Abstract 18437: Women and Ischemic Heart Disease: Which Role for Katp Channels?

Abstract

Background: In the last decades, scientists have been studying the pathophysiology of ischemic heart disease (IHD) in women. In fact, as it is well known, in women IHD differs in term of pathogenesis, symptoms and prognosis. Different risk factors and mechanisms of disease may be at work in women. Genetic polymorphisms (SNP) for coronary ion channels may be involved in IHD susceptibility. In particular, the SNP rs5215 for Kir6.2 subunit of ATP-dependent potassium (KATP) channels has been proposed as a protective factor in IHD susceptibility, mostly in women. Aim and methods: To confirm the preliminary encouraging results on the protective role SNP rs5215_GG in IHD susceptibility for women, we enrolled 460 consecutive patients (144 women) with an indication to undergo coronary angiography for suspected ischemic heart disease, performing intracoronary functional tests in patients showing anatomically normal arteries to evaluate coronary microvascular function. We analyzed SNPs relative to the Kir6.2 subunit of KATP channels.

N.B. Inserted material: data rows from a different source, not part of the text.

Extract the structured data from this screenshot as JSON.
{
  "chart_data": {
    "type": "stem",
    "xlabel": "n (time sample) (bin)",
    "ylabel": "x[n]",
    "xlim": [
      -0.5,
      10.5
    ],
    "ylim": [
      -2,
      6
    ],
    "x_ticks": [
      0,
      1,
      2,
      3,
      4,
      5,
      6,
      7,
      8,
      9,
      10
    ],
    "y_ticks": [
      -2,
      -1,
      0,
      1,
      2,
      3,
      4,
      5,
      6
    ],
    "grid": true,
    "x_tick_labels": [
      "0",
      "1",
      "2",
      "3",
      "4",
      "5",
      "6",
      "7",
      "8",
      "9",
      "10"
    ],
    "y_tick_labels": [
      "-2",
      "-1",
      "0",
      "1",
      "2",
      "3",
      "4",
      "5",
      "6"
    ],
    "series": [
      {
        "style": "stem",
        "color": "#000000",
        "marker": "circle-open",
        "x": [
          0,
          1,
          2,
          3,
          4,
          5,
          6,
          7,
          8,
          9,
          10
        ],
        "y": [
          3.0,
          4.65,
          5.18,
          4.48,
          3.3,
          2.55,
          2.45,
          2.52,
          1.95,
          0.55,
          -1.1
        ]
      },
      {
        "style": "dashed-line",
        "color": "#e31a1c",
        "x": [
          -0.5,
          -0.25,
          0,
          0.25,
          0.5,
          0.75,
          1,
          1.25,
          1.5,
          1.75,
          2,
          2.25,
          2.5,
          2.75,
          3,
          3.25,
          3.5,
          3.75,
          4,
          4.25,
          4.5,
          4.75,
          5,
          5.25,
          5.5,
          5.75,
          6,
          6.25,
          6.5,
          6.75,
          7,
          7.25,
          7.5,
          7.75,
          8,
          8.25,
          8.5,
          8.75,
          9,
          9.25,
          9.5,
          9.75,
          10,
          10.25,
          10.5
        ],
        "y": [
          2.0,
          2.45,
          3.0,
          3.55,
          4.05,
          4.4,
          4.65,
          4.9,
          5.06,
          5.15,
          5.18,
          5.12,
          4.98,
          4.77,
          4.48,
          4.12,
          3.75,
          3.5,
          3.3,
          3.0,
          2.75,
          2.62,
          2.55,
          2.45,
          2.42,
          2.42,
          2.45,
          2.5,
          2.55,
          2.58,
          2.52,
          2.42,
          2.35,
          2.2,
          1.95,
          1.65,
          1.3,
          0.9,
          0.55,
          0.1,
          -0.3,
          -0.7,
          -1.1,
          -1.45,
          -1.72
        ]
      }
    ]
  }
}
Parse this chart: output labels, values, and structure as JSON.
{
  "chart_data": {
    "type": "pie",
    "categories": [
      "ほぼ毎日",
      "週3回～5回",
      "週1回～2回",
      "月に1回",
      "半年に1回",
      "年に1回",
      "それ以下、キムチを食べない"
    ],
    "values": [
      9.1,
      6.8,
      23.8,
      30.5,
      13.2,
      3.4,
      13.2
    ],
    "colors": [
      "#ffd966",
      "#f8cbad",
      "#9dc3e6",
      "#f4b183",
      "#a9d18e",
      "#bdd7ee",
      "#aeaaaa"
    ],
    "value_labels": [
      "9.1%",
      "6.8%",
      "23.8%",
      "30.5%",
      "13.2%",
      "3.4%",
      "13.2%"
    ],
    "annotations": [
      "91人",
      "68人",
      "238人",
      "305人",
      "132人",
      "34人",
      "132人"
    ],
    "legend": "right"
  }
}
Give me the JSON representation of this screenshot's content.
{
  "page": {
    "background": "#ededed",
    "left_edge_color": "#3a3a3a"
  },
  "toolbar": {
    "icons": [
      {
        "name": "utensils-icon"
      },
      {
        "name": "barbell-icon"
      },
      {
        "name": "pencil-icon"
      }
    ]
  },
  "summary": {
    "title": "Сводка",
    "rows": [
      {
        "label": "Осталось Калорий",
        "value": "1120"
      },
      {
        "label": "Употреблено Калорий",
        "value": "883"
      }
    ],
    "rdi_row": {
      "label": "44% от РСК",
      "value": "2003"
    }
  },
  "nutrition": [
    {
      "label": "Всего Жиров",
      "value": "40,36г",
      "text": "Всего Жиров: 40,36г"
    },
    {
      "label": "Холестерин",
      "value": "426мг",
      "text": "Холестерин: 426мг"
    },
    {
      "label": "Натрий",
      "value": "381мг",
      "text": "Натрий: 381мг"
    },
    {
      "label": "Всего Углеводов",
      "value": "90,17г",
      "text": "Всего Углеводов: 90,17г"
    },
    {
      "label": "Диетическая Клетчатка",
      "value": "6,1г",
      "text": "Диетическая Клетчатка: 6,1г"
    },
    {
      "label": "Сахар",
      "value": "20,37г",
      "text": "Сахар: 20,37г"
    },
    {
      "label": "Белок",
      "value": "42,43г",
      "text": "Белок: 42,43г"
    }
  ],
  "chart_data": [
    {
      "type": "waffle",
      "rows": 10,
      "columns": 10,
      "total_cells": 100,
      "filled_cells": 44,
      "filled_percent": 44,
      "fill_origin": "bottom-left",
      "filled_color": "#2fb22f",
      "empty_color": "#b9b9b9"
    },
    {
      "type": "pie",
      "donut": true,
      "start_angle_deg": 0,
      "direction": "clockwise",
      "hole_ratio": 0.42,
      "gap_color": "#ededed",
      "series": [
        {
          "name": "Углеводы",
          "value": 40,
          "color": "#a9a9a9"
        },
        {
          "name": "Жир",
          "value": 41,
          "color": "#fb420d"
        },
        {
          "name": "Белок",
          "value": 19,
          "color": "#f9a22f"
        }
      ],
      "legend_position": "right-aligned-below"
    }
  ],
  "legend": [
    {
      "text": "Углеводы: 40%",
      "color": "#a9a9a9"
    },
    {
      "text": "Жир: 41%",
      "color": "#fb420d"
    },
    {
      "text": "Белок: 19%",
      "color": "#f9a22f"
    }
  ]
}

Results: Among 460 patients, 330 presented with CAD (72 women), 68 with microvascular dysfunction (39 women) and 62 with anatomically and functionally normal coronary arteries (33 women). The SNP rs5215_GG was found to be more frequent in women compared to men (21/144 -14.6%, vs. 36/316 -11.3%; p=0.36). In particular, rs5215_GG was more frequent in ladies with anatomically and functionally normal coronary arteries compared with women presenting CAD (9/33 -27.2% vs. 7/72 -9.7%; p=0.037), whereas there was no difference between men in normal and CAD groups. Discussion and conclusion: Our data validate the hypothesis that rs5215_GG could reduce susceptibility to IHD in women, since it is more frequent in ladies presenting anatomically and functionally normal coronary arteries. The results suggest that KATP channels with rs5215_GG could be protective against IHD. Our data endorse the prospect of associations between SNP encoding coronary ion channels and IHD, validating the idea that ion channels play in coronary homeostasis and that their polymorphisms act in IHD genesis.